При Виме Такту и Виме Кадфизе индийская культура и религиозная идеология довольно широко проникла в среду юечжийских завоевателей, что нашло отражение в чекане монет царя Вимы Кадфиза, который показал себя покровителем шиваизма. Изображения Шивы с быком Нанди на оборотной стороне его монет свидетельствует о его пристрастиях. Однако, выпуск монет с греческой легендой или легендой на кхароштхи может указывать на двойственную политику этого царя. Обращаясь к верхушке юечжийского общества, он выдерживал принятый в государственной власти порядок. Однако, считаясь с требованиями индоязычной массы населения, которая была весьма значительной, проставлял легенды на кхароштхи, прибавляя эпитет “поклоняющийся Шиве”[70]. Этим он, как бы, прокламировал преемственность индийских культурных традиций.

При Канишке Кушанское царство достигло апогея своего территориального развития. Этот могущественный государь своими действиями выразил насущную необходимость изменений в политике по отношению к своим подданным, образующим многоязыкий и поликонфессиональный мир. Вместе с тем, именно Канишка политически закрепил легитимность правления династии Кушан и величие самого понятия царской власти. С его именем связана обширная реформаторская деятельность в области религии, выразившаяся в строительстве престижных мемориальных комплексов, в прокламативных надписях и монетном чекане.

Благодаря археологическим открытиям ХХ в. в распоряжении исследователей находится значительный материал, характеризующий эту сторону реформ Канишки. По распоряжению этого царя в различных точках его обширной империи были введены величественные культово-мемориальные ансамбли, связанные с династийным культом кушанских правителей сопровождаемые посвятительными надписями. Судя по терминологии этих надписей, сооружения носили название “баголанго” (святилище). Строительство баголанго было средством подтверждения легитимности власти Канишки, именовавшего себя “Сыном богов” или “Богом”.

Наиболее монументальные сооружения кушан этого типа открыты в селении Мат в долине р. Ганга и на горе Сурх-Котал в местности Баглан в Южной Бактрии (Северный Афганистан)[71]. Судя по новейшим находкам стали известны “баголанго” в местности Рабатак, также в Баukане[72] и в районе Тармиты (Айртам близ Термеза)[73].

Представление об устройстве баголанго дают раскопки в Сурх-Котале.
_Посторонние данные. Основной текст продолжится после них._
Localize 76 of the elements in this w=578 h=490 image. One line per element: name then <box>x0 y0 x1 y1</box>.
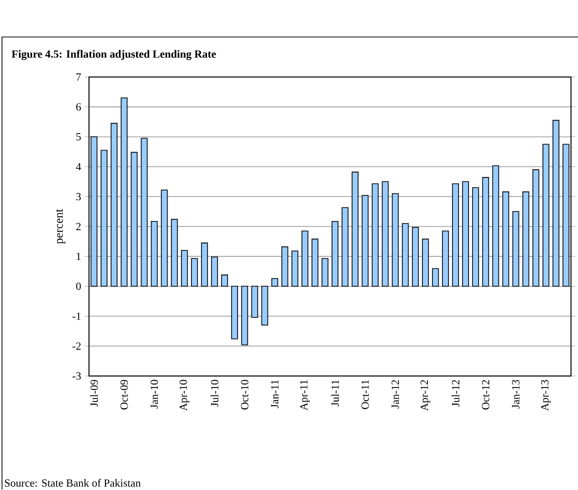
y-tick-label: 1 <box>76 252 81 260</box>
y-tick-label: -1 <box>72 312 81 320</box>
bar <box>120 98 128 287</box>
y-tick-label: 2 <box>76 222 81 230</box>
x-tick-label: Apr-10 <box>180 380 190 411</box>
bar <box>472 187 480 287</box>
x-tick-label: Oct-10 <box>240 380 248 410</box>
y-tick-label: 0 <box>76 282 81 290</box>
x-tick-label: Apr-11 <box>300 380 310 410</box>
source-note: Source: State Bank of Pakistan <box>4 478 141 487</box>
x-tick-label: Jul-12 <box>452 380 460 407</box>
bar <box>362 194 369 287</box>
y-axis-title: percent <box>56 208 66 244</box>
bar <box>382 181 389 287</box>
y-tick-label: -2 <box>72 342 81 350</box>
bar <box>492 165 500 287</box>
x-tick-label: Jan-10 <box>150 380 158 408</box>
x-tick-label: Oct-12 <box>482 380 490 410</box>
bar <box>241 286 248 346</box>
bar <box>160 190 168 287</box>
x-tick-label: Jul-10 <box>210 380 218 407</box>
y-tick-label: 5 <box>76 133 81 140</box>
y-tick-label: 3 <box>76 192 81 200</box>
x-tick-label: Jan-11 <box>271 380 278 408</box>
x-tick-label: Jul-09 <box>90 380 98 407</box>
bar <box>452 183 459 287</box>
bar <box>522 191 530 287</box>
bar <box>261 286 268 326</box>
bar <box>412 226 419 287</box>
y-tick-label: 7 <box>76 73 81 81</box>
x-tick-label: Oct-09 <box>120 380 128 410</box>
bar <box>402 223 409 287</box>
bar <box>312 238 318 287</box>
bar <box>251 286 258 318</box>
x-tick-label: Jan-13 <box>512 380 520 408</box>
bar <box>140 138 148 287</box>
bar <box>342 207 348 287</box>
bar <box>201 242 208 287</box>
bar <box>100 150 108 287</box>
bar <box>532 169 540 287</box>
bar <box>322 258 328 287</box>
bar <box>130 152 138 287</box>
chart-title: Figure 4.5: Inflation adjusted Lending Rate <box>12 50 216 60</box>
y-tick-label: 4 <box>76 163 82 170</box>
x-tick-label: Oct-11 <box>361 380 369 410</box>
bar <box>502 191 510 287</box>
bar <box>170 218 178 287</box>
x-tick-label: Apr-13 <box>541 380 551 411</box>
bar <box>542 144 550 287</box>
y-tick-label: -3 <box>72 372 81 380</box>
bar <box>221 274 228 287</box>
bar <box>352 172 359 287</box>
x-tick-label: Jul-11 <box>331 380 339 406</box>
bar <box>110 122 118 287</box>
bar <box>552 120 560 287</box>
bar <box>392 193 399 287</box>
bar <box>482 177 490 287</box>
bar <box>462 181 469 287</box>
x-tick-label: Jan-12 <box>392 380 399 408</box>
bar <box>281 246 288 287</box>
bar <box>191 258 198 287</box>
bar <box>211 256 218 287</box>
bar <box>181 250 188 287</box>
bar <box>512 211 520 287</box>
bar <box>332 221 338 287</box>
y-tick-label: 6 <box>76 103 81 111</box>
bar <box>291 250 298 287</box>
bar <box>150 221 158 287</box>
bar <box>271 278 278 287</box>
bar <box>422 238 429 287</box>
x-tick-label: Apr-12 <box>420 380 430 411</box>
bar <box>432 268 439 287</box>
bar <box>442 230 449 287</box>
bar <box>231 286 238 340</box>
bar <box>372 183 379 287</box>
bar <box>302 230 308 287</box>
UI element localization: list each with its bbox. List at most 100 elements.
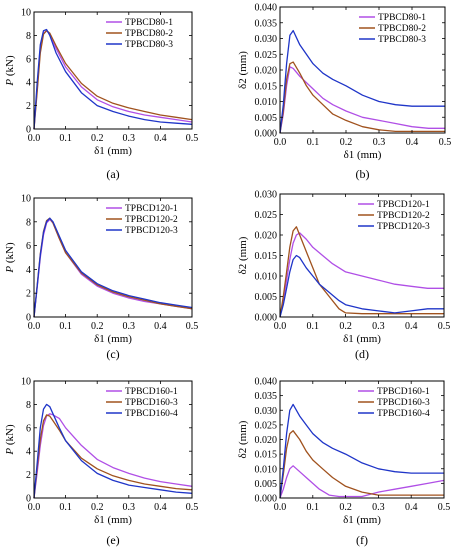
series-line <box>279 61 445 134</box>
panel-d: 0.0 0.1 0.2 0.3 0.4 0.5 0.000 0.005 0.010 0.015 0.… <box>237 190 450 362</box>
y-axis-label: P (kN) <box>4 55 16 87</box>
y-axis-label-unit: (kN) <box>4 242 16 266</box>
panel-label: (e) <box>106 533 119 547</box>
x-tick-label: 0.2 <box>91 502 104 513</box>
y-tick-label: 0.015 <box>255 450 278 461</box>
panel-c: 0.0 0.1 0.2 0.3 0.4 0.5 0 2 4 6 8 10 δ1 (mm) P (kN) TP… <box>4 194 198 362</box>
y-tick-label: 8 <box>26 31 31 42</box>
series-line <box>33 413 193 499</box>
x-tick-label: 0.5 <box>439 137 452 148</box>
x-tick-label: 0.3 <box>123 321 136 332</box>
y-tick-label: 6 <box>26 241 31 252</box>
y-tick-label: 8 <box>26 400 31 411</box>
series-line <box>33 414 193 499</box>
legend-label: TPBCD120-3 <box>377 222 430 232</box>
x-tick-label: 0.5 <box>438 321 451 332</box>
y-axis-label-symbol: P <box>4 266 16 274</box>
y-tick-label: 0 <box>26 313 31 324</box>
plot-frame <box>33 197 193 318</box>
y-tick-label: 0.000 <box>255 129 278 140</box>
x-axis-label: δ1 (mm) <box>94 514 132 526</box>
y-tick-label: 0.025 <box>255 420 278 431</box>
y-axis-label: P (kN) <box>4 242 16 274</box>
x-tick-label: 0.4 <box>406 137 419 148</box>
legend-label: TPBCD120-2 <box>377 211 430 221</box>
y-tick-label: 2 <box>26 101 31 112</box>
legend-label: TPBCD120-2 <box>125 215 178 225</box>
x-tick-label: 0.5 <box>186 133 199 144</box>
panel-label: (b) <box>356 167 370 181</box>
x-tick-label: 0.4 <box>154 502 167 513</box>
legend-label: TPBCD80-2 <box>378 24 426 34</box>
x-tick-label: 0.2 <box>339 502 352 513</box>
y-tick-label: 2 <box>26 289 31 300</box>
legend-label: TPBCD160-4 <box>377 409 430 419</box>
x-tick-label: 0.0 <box>28 133 41 144</box>
x-tick-label: 0.2 <box>339 321 352 332</box>
panel-f: 0.0 0.1 0.2 0.3 0.4 0.5 0.000 0.005 0.010 0.015 0.… <box>237 377 450 548</box>
y-tick-label: 8 <box>26 217 31 228</box>
x-tick-label: 0.1 <box>59 133 72 144</box>
y-axis-label-symbol: P <box>4 448 16 456</box>
legend-label: TPBCD120-1 <box>125 204 178 214</box>
panel-label: (a) <box>106 167 119 181</box>
legend-label: TPBCD80-3 <box>378 35 426 45</box>
y-tick-label: 6 <box>26 423 31 434</box>
legend-label: TPBCD80-3 <box>125 40 173 50</box>
x-tick-label: 0.5 <box>186 321 199 332</box>
y-tick-label: 0.005 <box>255 292 278 303</box>
series-line <box>279 66 445 134</box>
y-axis-label: δ2 (mm) <box>237 51 249 89</box>
x-tick-label: 0.3 <box>373 137 386 148</box>
y-tick-label: 4 <box>26 447 31 458</box>
x-tick-label: 0.4 <box>154 321 167 332</box>
y-tick-label: 0.005 <box>255 113 278 124</box>
legend-label: TPBCD80-1 <box>378 13 426 23</box>
legend-label: TPBCD160-3 <box>125 398 178 408</box>
y-tick-label: 2 <box>26 470 31 481</box>
panel-e: 0.0 0.1 0.2 0.3 0.4 0.5 0 2 4 6 8 10 δ1 (mm) P (kN) TP… <box>4 377 198 548</box>
x-axis-label: δ1 (mm) <box>343 514 381 526</box>
series-line <box>33 217 193 318</box>
series-line <box>33 28 193 130</box>
plot-frame <box>33 380 193 499</box>
x-tick-label: 0.4 <box>154 133 167 144</box>
legend-label: TPBCD120-1 <box>377 200 430 210</box>
x-tick-label: 0.1 <box>307 137 320 148</box>
legend-label: TPBCD80-1 <box>125 18 173 28</box>
y-axis-label: P (kN) <box>4 424 16 456</box>
y-tick-label: 0.000 <box>255 313 278 324</box>
x-tick-label: 0.3 <box>123 502 136 513</box>
y-tick-label: 0 <box>26 494 31 505</box>
y-tick-label: 0.035 <box>255 391 278 402</box>
legend-label: TPBCD160-1 <box>377 387 430 397</box>
x-tick-label: 0.1 <box>307 321 320 332</box>
x-tick-label: 0.5 <box>186 502 199 513</box>
x-tick-label: 0.0 <box>28 321 41 332</box>
x-tick-label: 0.3 <box>123 133 136 144</box>
y-tick-label: 0.020 <box>255 435 278 446</box>
y-tick-label: 6 <box>26 54 31 65</box>
y-tick-label: 0.020 <box>255 231 278 242</box>
series-line <box>279 430 444 499</box>
x-tick-label: 0.1 <box>59 321 72 332</box>
y-tick-label: 0 <box>26 125 31 136</box>
y-tick-label: 0.015 <box>255 81 278 92</box>
panel-b: 0.0 0.1 0.2 0.3 0.4 0.5 0.000 0.005 0.010 0.015 0.… <box>237 3 451 182</box>
y-tick-label: 10 <box>21 194 31 205</box>
x-tick-label: 0.4 <box>405 321 418 332</box>
legend-label: TPBCD80-2 <box>125 29 173 39</box>
y-tick-label: 0.005 <box>255 479 278 490</box>
series-line <box>33 30 193 130</box>
series-line <box>33 403 193 499</box>
series-line <box>279 254 444 318</box>
x-tick-label: 0.1 <box>59 502 72 513</box>
y-axis-label: δ2 (mm) <box>237 420 249 458</box>
series-line <box>279 232 444 318</box>
y-tick-label: 4 <box>26 265 31 276</box>
x-axis-label: δ1 (mm) <box>343 333 381 345</box>
x-tick-label: 0.3 <box>372 321 385 332</box>
y-tick-label: 0.030 <box>255 34 278 45</box>
x-tick-label: 0.0 <box>274 137 287 148</box>
x-tick-label: 0.0 <box>28 502 41 513</box>
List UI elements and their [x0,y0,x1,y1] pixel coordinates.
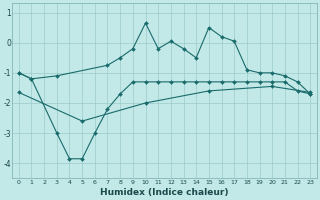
X-axis label: Humidex (Indice chaleur): Humidex (Indice chaleur) [100,188,229,197]
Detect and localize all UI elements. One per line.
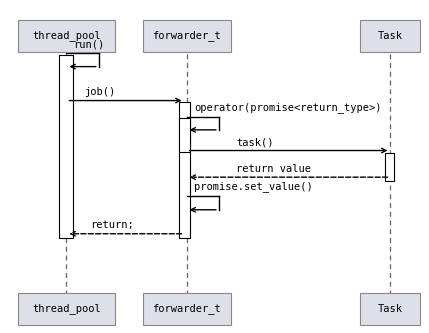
Text: task(): task() bbox=[236, 137, 273, 147]
Text: job(): job() bbox=[84, 87, 115, 97]
Bar bbox=[179, 118, 190, 152]
Text: promise.set_value(): promise.set_value() bbox=[194, 181, 313, 192]
FancyBboxPatch shape bbox=[360, 20, 420, 52]
Text: Task: Task bbox=[378, 304, 403, 314]
Text: thread_pool: thread_pool bbox=[32, 30, 101, 41]
FancyBboxPatch shape bbox=[18, 293, 115, 325]
Bar bbox=[385, 153, 394, 181]
Text: forwarder_t: forwarder_t bbox=[152, 30, 221, 41]
Text: forwarder_t: forwarder_t bbox=[152, 303, 221, 314]
Text: operator(promise<return_type>): operator(promise<return_type>) bbox=[194, 102, 381, 113]
FancyBboxPatch shape bbox=[142, 20, 231, 52]
FancyBboxPatch shape bbox=[142, 293, 231, 325]
Text: Task: Task bbox=[378, 31, 403, 41]
Text: run(): run() bbox=[73, 39, 104, 49]
FancyBboxPatch shape bbox=[360, 293, 420, 325]
Text: thread_pool: thread_pool bbox=[32, 303, 101, 314]
Bar bbox=[179, 102, 190, 238]
Text: return;: return; bbox=[90, 220, 134, 230]
FancyBboxPatch shape bbox=[18, 20, 115, 52]
Text: return value: return value bbox=[236, 164, 311, 174]
Bar bbox=[59, 55, 73, 238]
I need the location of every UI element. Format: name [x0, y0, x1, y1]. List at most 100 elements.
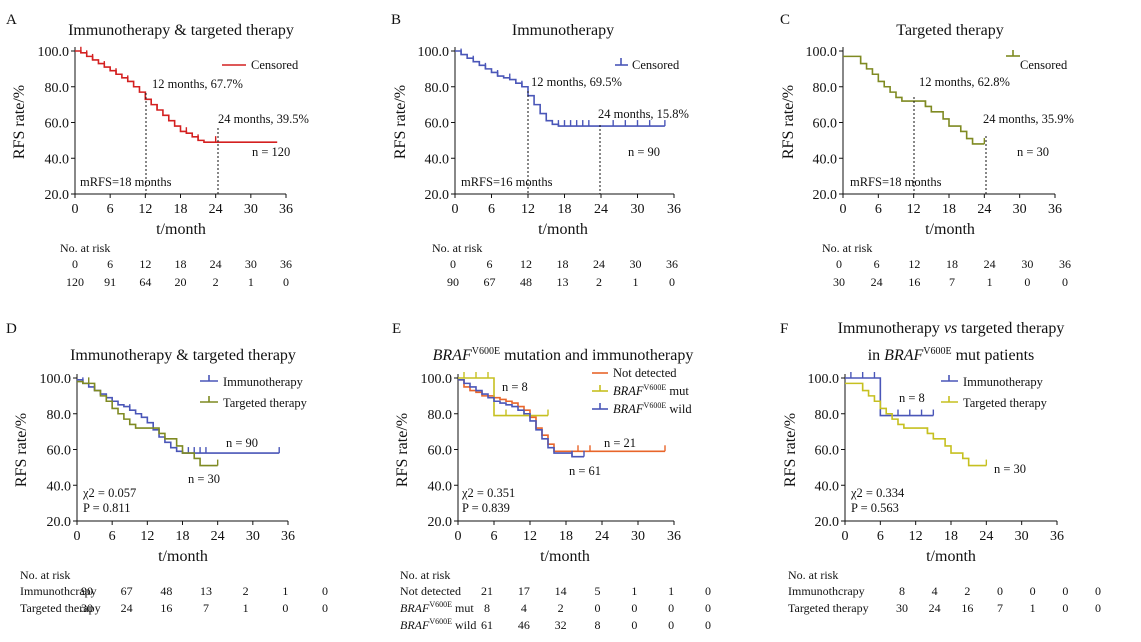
risk-count: 0: [668, 601, 674, 615]
risk-count: 0: [1062, 584, 1068, 598]
legend-targeted-f: Targeted therapy: [963, 396, 1048, 410]
panel-d: D Immunotherapy & targeted therapy 0 6 12 1…: [6, 321, 328, 615]
risk-count: 1: [633, 275, 639, 289]
risk-rows-b: 90 67 48 13 2 1 0: [447, 275, 675, 289]
risk-count: 0: [1062, 275, 1068, 289]
risk-time-label: 12: [139, 257, 151, 271]
risk-title-e: No. at risk: [400, 568, 450, 582]
x-tick-label: 12: [521, 202, 535, 217]
risk-count: 0: [1030, 584, 1036, 598]
risk-count: 90: [81, 584, 93, 598]
annotation-p-d: P = 0.811: [83, 501, 130, 515]
legend-censored-c: Censored: [1020, 58, 1068, 72]
risk-times-c: 0 6 12 18 24 30 36: [836, 257, 1071, 271]
legend-censored-b: Censored: [632, 58, 680, 72]
risk-count: 2: [596, 275, 602, 289]
risk-count: 1: [987, 275, 993, 289]
risk-rows-f: Immunothcrapy 8 4 2 0 0 0 0 Targeted therapy 30 24…: [788, 584, 1101, 615]
x-tick-label: 12: [138, 202, 152, 217]
y-tick-label: 40.0: [45, 152, 70, 167]
x-tick-label: 24: [977, 202, 991, 217]
risk-count: 21: [481, 584, 493, 598]
panel-c: C Targeted therapy 0 6 12 18 24 30 36 20.0 40.0 6…: [780, 12, 1074, 289]
panel-e-title: BRAFV600E mutation and immunotherapy: [433, 346, 694, 364]
x-tick-label: 30: [1015, 529, 1029, 544]
risk-time-label: 0: [836, 257, 842, 271]
annotation-chi-e: χ2 = 0.351: [461, 486, 515, 500]
y-tick-label: 100.0: [806, 45, 838, 60]
km-curve-immunotherapy: [845, 377, 934, 417]
legend-censored-a: Censored: [251, 58, 299, 72]
x-tick-label: 12: [907, 202, 921, 217]
x-tick-label: 18: [942, 202, 956, 217]
y-tick-label: 40.0: [813, 152, 838, 167]
risk-row-label: Immunothcrapy: [788, 584, 865, 598]
x-tick-label: 18: [176, 529, 190, 544]
risk-count: 7: [997, 601, 1003, 615]
panel-d-title: Immunotherapy & targeted therapy: [70, 347, 296, 364]
risk-time-label: 36: [666, 257, 678, 271]
risk-row-label: Not detected: [400, 584, 461, 598]
risk-count: 2: [243, 584, 249, 598]
risk-count: 67: [484, 275, 496, 289]
annotation-24m-a: 24 months, 39.5%: [218, 112, 309, 126]
risk-count: 1: [1030, 601, 1036, 615]
y-tick-label: 60.0: [425, 117, 450, 132]
risk-count: 16: [961, 601, 973, 615]
x-tick-label: 0: [840, 202, 847, 217]
x-tick-label: 0: [455, 529, 462, 544]
plot-area-d: 0 6 12 18 24 30 36 20.0 40.0 60.0 80.0 100.0: [40, 372, 296, 544]
risk-row-label: Immunothcrapy: [20, 584, 97, 598]
annotation-chi-d: χ2 = 0.057: [82, 486, 136, 500]
risk-count: 0: [322, 601, 328, 615]
y-tick-label: 80.0: [815, 408, 840, 423]
y-tick-label: 100.0: [38, 45, 70, 60]
risk-rows-a: 120 91 64 20 2 1 0: [66, 275, 289, 289]
km-curve-brafv600e-mut: [458, 377, 548, 417]
x-axis-label-d: t/month: [158, 548, 208, 565]
x-tick-label: 6: [109, 529, 116, 544]
legend-notdetected-e: Not detected: [613, 366, 677, 380]
x-tick-label: 6: [107, 202, 114, 217]
legend-immunotherapy-d: Immunotherapy: [223, 375, 304, 389]
y-tick-label: 40.0: [425, 152, 450, 167]
y-tick-label: 100.0: [40, 372, 72, 387]
x-axis-label-c: t/month: [925, 221, 975, 238]
risk-count: 30: [81, 601, 93, 615]
y-tick-label: 60.0: [47, 444, 72, 459]
annotation-mrfs-c: mRFS=18 months: [850, 175, 942, 189]
risk-time-label: 36: [1059, 257, 1071, 271]
risk-count: 0: [1062, 601, 1068, 615]
risk-count: 0: [669, 275, 675, 289]
panel-label-f: F: [780, 321, 788, 337]
risk-count: 0: [705, 584, 711, 598]
risk-count: 32: [555, 618, 567, 632]
risk-count: 91: [104, 275, 116, 289]
risk-count: 0: [283, 275, 289, 289]
risk-count: 2: [558, 601, 564, 615]
risk-count: 0: [1024, 275, 1030, 289]
risk-count: 16: [160, 601, 172, 615]
y-tick-label: 80.0: [45, 81, 70, 96]
annotation-24m-b: 24 months, 15.8%: [598, 107, 689, 121]
risk-count: 0: [631, 618, 637, 632]
risk-count: 8: [595, 618, 601, 632]
x-tick-label: 18: [174, 202, 188, 217]
x-tick-label: 12: [140, 529, 154, 544]
y-axis-label-c: RFS rate/%: [780, 85, 797, 159]
risk-title-b: No. at risk: [432, 241, 482, 255]
y-tick-label: 80.0: [425, 81, 450, 96]
x-tick-label: 0: [72, 202, 79, 217]
annotation-n8-e: n = 8: [502, 380, 528, 394]
risk-count: 48: [160, 584, 172, 598]
panel-f-title-line1: Immunotherapy vs targeted therapy: [838, 320, 1065, 337]
y-tick-label: 20.0: [47, 515, 72, 530]
risk-time-label: 30: [1021, 257, 1033, 271]
annotation-12m-c: 12 months, 62.8%: [919, 75, 1010, 89]
risk-count: 0: [595, 601, 601, 615]
legend-targeted-d: Targeted therapy: [223, 396, 308, 410]
x-tick-label: 18: [944, 529, 958, 544]
risk-row-label: Targeted therapy: [788, 601, 869, 615]
risk-count: 0: [705, 618, 711, 632]
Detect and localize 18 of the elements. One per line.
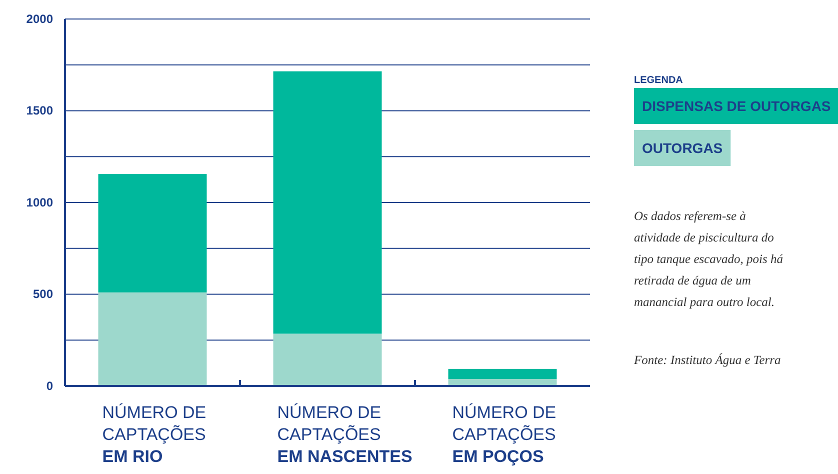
bar [448, 368, 557, 380]
bar [273, 71, 382, 334]
y-tick-label: 1000 [26, 195, 54, 210]
y-tick-label: 2000 [26, 12, 54, 26]
source-note: Fonte: Instituto Água e Terra [633, 353, 781, 367]
bar [98, 174, 207, 292]
y-tick-label: 0 [46, 378, 54, 393]
bar [273, 334, 382, 386]
text: Os dados referem-se à atividade de piscicultura do tipo tanque escavado, pois há retirada de água de um manancial para outro local. [634, 209, 783, 309]
x-tick-label: NÚMERO DE CAPTAÇÕES EM RIO [102, 403, 206, 466]
text: DISPENSAS DE OUTORGAS [642, 98, 831, 114]
y-tick-label: 500 [32, 287, 54, 302]
legend-title: LEGENDA [634, 75, 683, 86]
bar [98, 292, 207, 386]
text: OUTORGAS [642, 140, 723, 156]
x-tick-label: NÚMERO DE CAPTAÇÕES EM NASCENTES [277, 403, 412, 466]
y-tick-label: 1500 [26, 104, 54, 118]
x-tick-label: NÚMERO DE CAPTAÇÕES EM POÇOS [452, 403, 556, 466]
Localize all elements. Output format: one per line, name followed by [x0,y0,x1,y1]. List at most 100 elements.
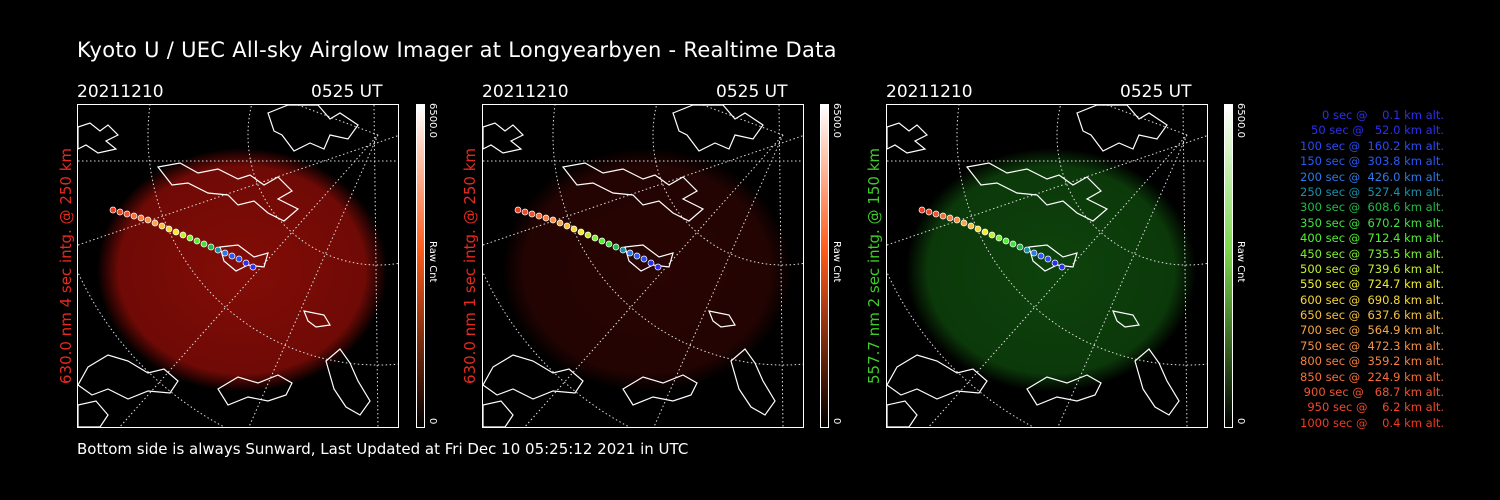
trajectory-point [591,234,599,242]
trajectory-point [626,249,634,257]
colorbar-unit-label: Raw Cnt [427,241,438,283]
trajectory-point [995,234,1003,242]
allsky-map [483,105,803,427]
trajectory-point [123,210,131,218]
legend-entry: 0 sec @ 0.1 km alt. [1311,108,1444,122]
trajectory-point [130,212,138,220]
footer-note: Bottom side is always Sunward, Last Upda… [77,440,689,458]
trajectory-point [633,252,641,260]
colorbar-max-label: 6500.0 [831,103,842,138]
trajectory-point [932,210,940,218]
trajectory-point [165,225,173,233]
trajectory-point [158,222,166,230]
trajectory-point [193,237,201,245]
airglow-disk [906,148,1196,392]
trajectory-point [186,234,194,242]
trajectory-point [116,208,124,216]
panel-wavelength-label: 557.7 nm 2 sec intg. @ 150 km [865,147,883,385]
trajectory-point [981,228,989,236]
trajectory-point [214,246,222,254]
trajectory-point [605,240,613,248]
trajectory-point [619,246,627,254]
trajectory-legend: 0 sec @ 0.1 km alt. 50 sec @ 52.0 km alt… [1262,108,1444,431]
trajectory-point [967,222,975,230]
colorbar-unit-label: Raw Cnt [1235,241,1246,283]
airglow-disk [502,148,792,392]
allsky-image [482,104,804,428]
legend-entry: 50 sec @ 52.0 km alt. [1303,123,1444,138]
colorbar-max-label: 6500.0 [1235,103,1246,138]
panel-time: 0525 UT [1120,82,1192,102]
legend-entry: 750 sec @ 472.3 km alt. [1296,338,1444,353]
trajectory-point [563,222,571,230]
graticule [483,105,803,427]
panel-wavelength-label: 630.0 nm 1 sec intg. @ 250 km [461,147,479,385]
trajectory-point [535,212,543,220]
trajectory-point [172,228,180,236]
trajectory-point [925,208,933,216]
legend-entry: 100 sec @ 160.2 km alt. [1296,138,1444,153]
legend-entry: 650 sec @ 637.6 km alt. [1296,308,1444,323]
panel-wavelength-label: 630.0 nm 4 sec intg. @ 250 km [57,147,75,385]
colorbar-min-label: 0 [427,418,438,425]
legend-entry: 150 sec @ 303.8 km alt. [1296,154,1444,169]
legend-entry: 500 sec @ 739.6 km alt. [1296,261,1444,276]
legend-entry: 300 sec @ 608.6 km alt. [1296,200,1444,215]
trajectory-point [918,206,926,214]
legend-entry: 850 sec @ 224.9 km alt. [1296,369,1444,384]
trajectory-point [1058,263,1066,271]
trajectory-point [137,214,145,222]
trajectory-point [1037,252,1045,260]
trajectory-point [556,219,564,227]
airglow-disk [97,148,387,392]
trajectory-point [584,231,592,239]
trajectory-point [577,228,585,236]
trajectory-point [939,212,947,220]
trajectory-point [521,208,529,216]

Основной храм располагался на высоком холме, куда вела трехмаршевая лестница. Он был укреплен внешней оборонительной стеной с башнями, т.е. имел вид цитадели или акрополя (“мализо”). Центральный прямоугольный зал храма с возвышенной каменной платформой в центре и четырьмя колоннами по ее углам был окружен обводным коридором. В крепостной стене изнутри располагались ниши, где некогда стояли глиняные статуи, возможно изображавшие богов или предков династии.

Из большой надписи Сурх-Котала явствует, что этот баголанго назывался храмом Канишки – победителя, т.е. он был построен, чтобы прославить царя Канишку и его военные успехи. Он, видимо, был местом поклонения обожествленной персоне этого царя. Для отправления династийного культа в пристройках к храму располагались алтари огня, возжигавшегося, вероятно, в честь предков Канишки[74]. Другим комплексом связанным с династийным культом кушанских правителей является баголанго в сел Мат (Матхура), хотя в надписи оттуда святилище именуется по-индийски “девакула”, что также означает “жилище богов”. Индийским традициям здесь следует только планировка и сам язык надписи. Найденные же там колоссальные статуи, как видно из надписей на них представляли кушанских царей – Канишку и завоевателя долины Ганга – Виму Такту[75], и выполнены они были в традициях Бактрии, как и изображения других персонажей. Сами надписи выполнены на санскрите. Из одной из них следует, что храм также принадлежал Канишке. Он фигурирует в ней, как “великий царь, царь царей, сын богов”, т.е. титул соответствует официальной иранской формуле передачи эпитетов царя.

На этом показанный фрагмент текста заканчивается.